Ha bendecido por igual todos los asilos de ancianos, los programas de desayuno escolar o contra el narcotráfico, las “mejoras” en la Base de Manta.

Conoce ya todos nuestros defectos y ha ofrecido, a donde ha ido, el apoyo, particularmente desinteresado, de su gobierno, para que optimicemos la inseguridad dentro del Plan Colombia y sus inciertos alrededores.

Ha opinado absolutamente sobre todo lo que nos ocurre. Pero su última recomendación de que dejemos a Lucio Gutiérrez concluir su mandato, ya es demasiado. ¿Acaso quiere sorprender a una clase política pusilánime, que no sabe qué quiere hacer con el juicio político, hacia dónde caminar después?

Que yo conozca, no he escuchado que el embajador Raúl Gangotena haya aconsejado en Washington a los norteamericanos no cometer la tontería de reelegir a George W. Bush. Que cada uno cargue con sus errores.

Yo sé que los embajadores norteamericanos tratan de cumplir lo mejor posible el arcaico papel de representantes de un protectorado colonial, pero se les puede pedir que al menos lo disimulen. Guarden las secretas reglas de la diplomacia.

Yo sé que ellos abrigan la ambición de ser embajadores de cuyo paso por nuestro país no nos olvidemos nunca, pero violentan con tanta frecuencia nuestra intimidad soberana, que no los vamos a olvidar. Sin embargo, ya es suficiente.

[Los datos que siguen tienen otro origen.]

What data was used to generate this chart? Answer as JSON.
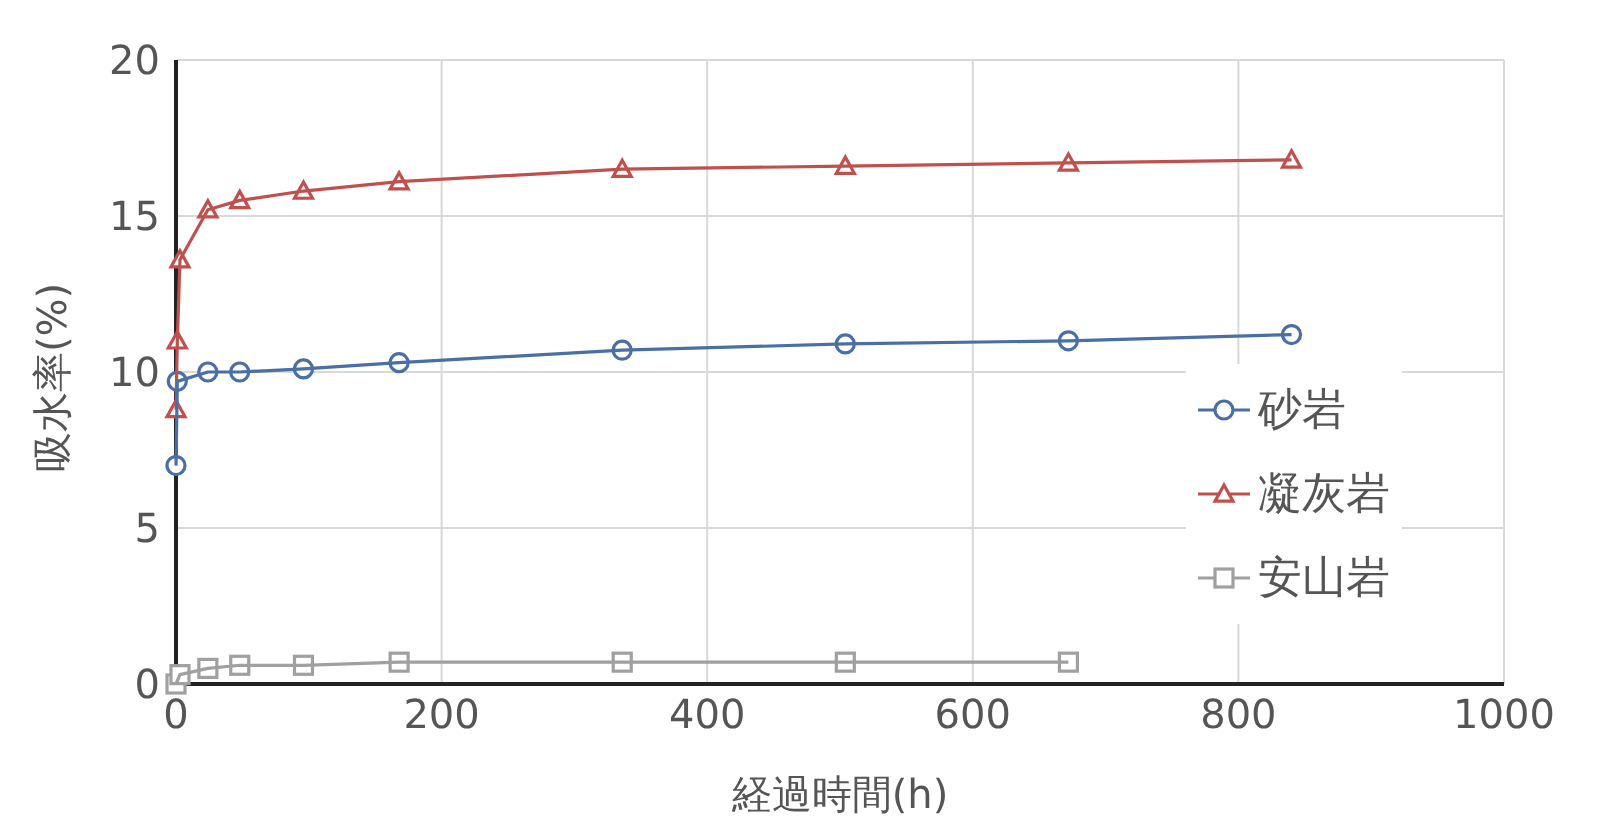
{
  "chart_data": {
    "type": "line",
    "xlabel": "経過時間(h)",
    "ylabel": "吸水率(%)",
    "xlim": [
      0,
      1000
    ],
    "xticks": [
      0,
      200,
      400,
      600,
      800,
      1000
    ],
    "ylim": [
      0,
      20
    ],
    "yticks": [
      0,
      5,
      10,
      15,
      20
    ],
    "grid": true,
    "legend": "right",
    "series": [
      {
        "name": "砂岩",
        "color": "#4a6fa5",
        "marker": "circle",
        "x": [
          0,
          1,
          24,
          48,
          96,
          168,
          336,
          504,
          672,
          840
        ],
        "values": [
          7.0,
          9.7,
          10.0,
          10.0,
          10.1,
          10.3,
          10.7,
          10.9,
          11.0,
          11.2
        ]
      },
      {
        "name": "凝灰岩",
        "color": "#c0504d",
        "marker": "triangle",
        "x": [
          0,
          1,
          3,
          24,
          48,
          96,
          168,
          336,
          504,
          672,
          840
        ],
        "values": [
          8.8,
          11.0,
          13.6,
          15.2,
          15.5,
          15.8,
          16.1,
          16.5,
          16.6,
          16.7,
          16.8
        ]
      },
      {
        "name": "安山岩",
        "color": "#a0a0a0",
        "marker": "square",
        "x": [
          0,
          3,
          24,
          48,
          96,
          168,
          336,
          504,
          672
        ],
        "values": [
          0,
          0.3,
          0.5,
          0.6,
          0.6,
          0.7,
          0.7,
          0.7,
          0.7
        ]
      }
    ]
  }
}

En más de una reunión con embajadores europeos, he visto comentar, con sonrisas entre burlonas y sorprendidas, el modo cómo los diplomáticos de Estados Unidos se olvidan de lo que le toca hacer a un embajador: mantener un perfil bajo. No convertirse en el centro de la polémica pública y el conflicto político ajenos. No es necesario tampoco regalarnos las sonrisas de la arrogancia y el poder en cada recorrido de un embajador por el país, en compañía de un corifeo de periodistas, sargentos o niños desvalidos.

Siempre sospechamos… No. Me equivoco. Siempre tuvimos la certeza de que, a lo largo de por lo menos medio siglo, la gobernabilidad y la ingobernabilidad, la democracia y las dictaduras, los ajustes y los desajustes, el esplendor y la agonía de nuestros líderes políticos se resolvían en esa casona amurallada de la avenida 12 de Octubre, por cuyos contornos nos está vedado circular, pero no es indispensable hacerlo evidente a diestro y siniestro, ni proclamarlo a voz en cuello.

Nos basta con saber que somos un patio trasero en el que desenvolvemos mal que bien nuestra vida política, tal como ocurren las vidas en los patios traseros: frente a la aparente indiferencia –o el temor– de los dueños de casa. O frente a la ausencia del dueño de casa, ocupado en sus lejanos menesteres petroleros y sangrientos en Faluja.

Sin embargo, por hoy, ya es suficiente.